I am unable to use tm_combine in R. Here are the version details
platform x86_64-w64-mingw32
arch x86_64
os mingw32
system x86_64, mingw32
status
major 3
minor 3.3
year 2017
month 03
day 06
svn rev 72310
language R
version.string R version 3.3.3 (2017-03-06)
nickname Another Canoe
I would like to understand more on this.
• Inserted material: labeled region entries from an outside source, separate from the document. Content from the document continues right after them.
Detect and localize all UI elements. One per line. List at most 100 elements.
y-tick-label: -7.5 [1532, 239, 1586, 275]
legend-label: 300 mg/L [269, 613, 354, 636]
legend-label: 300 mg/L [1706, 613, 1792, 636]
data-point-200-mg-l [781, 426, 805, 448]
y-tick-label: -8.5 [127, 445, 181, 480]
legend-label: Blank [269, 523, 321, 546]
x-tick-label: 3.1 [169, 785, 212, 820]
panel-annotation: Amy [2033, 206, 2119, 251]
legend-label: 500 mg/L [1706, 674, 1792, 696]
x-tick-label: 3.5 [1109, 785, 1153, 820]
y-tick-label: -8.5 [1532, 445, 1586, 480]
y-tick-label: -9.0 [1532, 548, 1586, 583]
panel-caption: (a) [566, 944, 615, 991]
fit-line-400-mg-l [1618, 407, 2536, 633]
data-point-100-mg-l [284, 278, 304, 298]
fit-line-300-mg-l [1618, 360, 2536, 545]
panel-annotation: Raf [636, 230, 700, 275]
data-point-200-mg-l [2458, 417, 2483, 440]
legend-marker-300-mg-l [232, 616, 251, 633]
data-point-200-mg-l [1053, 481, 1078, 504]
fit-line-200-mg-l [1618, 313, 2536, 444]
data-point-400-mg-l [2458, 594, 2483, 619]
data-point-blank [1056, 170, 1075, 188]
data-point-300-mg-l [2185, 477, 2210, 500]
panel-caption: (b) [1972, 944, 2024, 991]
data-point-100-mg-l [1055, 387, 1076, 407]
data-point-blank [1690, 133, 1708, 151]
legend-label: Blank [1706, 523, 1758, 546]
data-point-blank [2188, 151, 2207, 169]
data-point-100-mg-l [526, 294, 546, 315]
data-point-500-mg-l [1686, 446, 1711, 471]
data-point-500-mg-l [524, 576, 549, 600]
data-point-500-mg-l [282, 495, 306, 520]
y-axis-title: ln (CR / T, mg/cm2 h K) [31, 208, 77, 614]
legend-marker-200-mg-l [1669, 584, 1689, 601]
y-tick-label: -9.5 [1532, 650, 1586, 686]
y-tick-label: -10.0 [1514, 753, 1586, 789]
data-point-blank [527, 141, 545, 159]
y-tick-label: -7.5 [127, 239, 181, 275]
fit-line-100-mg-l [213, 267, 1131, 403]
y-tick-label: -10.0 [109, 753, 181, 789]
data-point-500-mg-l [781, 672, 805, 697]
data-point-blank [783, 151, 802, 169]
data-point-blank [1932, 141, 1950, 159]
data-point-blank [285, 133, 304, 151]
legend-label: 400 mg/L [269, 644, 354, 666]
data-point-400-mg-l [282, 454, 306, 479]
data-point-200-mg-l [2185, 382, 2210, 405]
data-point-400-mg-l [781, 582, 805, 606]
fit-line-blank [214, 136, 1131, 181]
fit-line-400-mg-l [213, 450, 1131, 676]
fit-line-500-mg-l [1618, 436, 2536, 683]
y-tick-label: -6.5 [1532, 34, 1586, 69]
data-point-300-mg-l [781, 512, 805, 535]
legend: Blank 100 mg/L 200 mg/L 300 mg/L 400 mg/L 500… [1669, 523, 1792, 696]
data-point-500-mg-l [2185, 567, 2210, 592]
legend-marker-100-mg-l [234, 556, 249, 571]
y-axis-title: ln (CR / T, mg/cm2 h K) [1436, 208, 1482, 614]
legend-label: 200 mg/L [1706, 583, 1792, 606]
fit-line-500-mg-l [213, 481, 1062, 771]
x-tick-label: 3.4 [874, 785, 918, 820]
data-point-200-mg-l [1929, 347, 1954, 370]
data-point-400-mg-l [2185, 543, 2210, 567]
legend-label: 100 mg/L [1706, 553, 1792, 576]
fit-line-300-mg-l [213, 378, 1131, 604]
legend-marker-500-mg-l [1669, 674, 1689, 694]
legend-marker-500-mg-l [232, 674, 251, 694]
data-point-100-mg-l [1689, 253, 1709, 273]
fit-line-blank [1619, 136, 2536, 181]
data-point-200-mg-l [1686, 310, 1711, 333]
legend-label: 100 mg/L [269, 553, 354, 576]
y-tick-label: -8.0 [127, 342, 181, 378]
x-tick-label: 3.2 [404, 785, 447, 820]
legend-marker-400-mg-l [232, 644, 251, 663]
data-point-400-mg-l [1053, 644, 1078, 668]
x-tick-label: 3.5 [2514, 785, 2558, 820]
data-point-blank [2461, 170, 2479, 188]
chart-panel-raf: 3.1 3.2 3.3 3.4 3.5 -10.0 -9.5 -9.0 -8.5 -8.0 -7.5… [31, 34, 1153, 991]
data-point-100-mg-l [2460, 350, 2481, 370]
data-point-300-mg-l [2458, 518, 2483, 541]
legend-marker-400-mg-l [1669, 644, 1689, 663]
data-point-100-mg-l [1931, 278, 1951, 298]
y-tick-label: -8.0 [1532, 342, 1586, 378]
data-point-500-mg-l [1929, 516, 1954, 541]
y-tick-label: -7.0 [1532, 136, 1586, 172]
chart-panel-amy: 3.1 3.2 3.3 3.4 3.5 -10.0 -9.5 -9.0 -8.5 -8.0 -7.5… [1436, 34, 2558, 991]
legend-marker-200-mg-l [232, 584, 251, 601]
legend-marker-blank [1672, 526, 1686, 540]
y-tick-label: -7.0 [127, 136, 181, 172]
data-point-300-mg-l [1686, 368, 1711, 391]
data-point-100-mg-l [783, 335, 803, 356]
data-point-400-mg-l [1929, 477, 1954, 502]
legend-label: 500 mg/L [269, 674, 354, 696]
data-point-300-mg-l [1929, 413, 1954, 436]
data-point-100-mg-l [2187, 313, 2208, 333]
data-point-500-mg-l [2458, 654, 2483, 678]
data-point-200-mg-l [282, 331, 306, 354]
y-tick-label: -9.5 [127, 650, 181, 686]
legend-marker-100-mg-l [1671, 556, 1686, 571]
In case there is an issue with accessing this, my question is how do I combine two Document Term matrices D1 and D2 which have different number of columns?
> packageVersion("tm")
[1] ‘0.7.1’
> dim(s.tdm)
[1] 132 536
> dim(f.tdm)
[1] 132 674
>
Thanks.
Here's the code that I was trying
library(tm)
library(SnowballC)
s.dir <- "AuthorIdentify\\Author1"
f.dir <- "AuthorIdentify\\Author2"
s.docs <- Corpus(DirSource(s.dir, encoding="UTF-8"))
f.docs <- Corpus(DirSource(f.dir, encoding="UTF-8"))
cleanCorpus<-function(corpus){
# apply stemming
corpus <-tm_map(corpus, stemDocument)
# remove punctuation
corpus.tmp <- tm_map(corpus,removePunctuation)
# remove white spaces
corpus.tmp <- tm_map(corpus.tmp,stripWhitespace)
# remove stop words
corpus.tmp <-
tm_map(corpus.tmp,removeWords,stopwords("en"))
return(corpus.tmp)
}
s.cldocs <- cleanCorpus(s.docs) # preprocessing
# forms document-term matrix
s.tdm <- DocumentTermMatrix(s.cldocs)
# removes infrequent terms
s.tdm <- removeSparseTerms(s.tdm,0.97)
dim(s.tdm) # [ #docs, #numterms ]
f.cldocs <- cleanCorpus(f.docs) # preprocessing
# forms document-term matrix
f.tdm <- DocumentTermMatrix(f.cldocs)
# removes infrequent terms
f.tdm <- removeSparseTerms(f.tdm,0.97)
dim(f.tdm) # [ #docs, #numterms ]
#how do I combine f.tdm and s.tdm
tm_combine???
I need to combine them (and eventually to a matrix or data.frame) so that I can have a column identifier for Author1 or Author2
With the approach referenced in the linked article, the output of the combined DTMs does not match the expected output. I have referenced the relevant details in the comments section.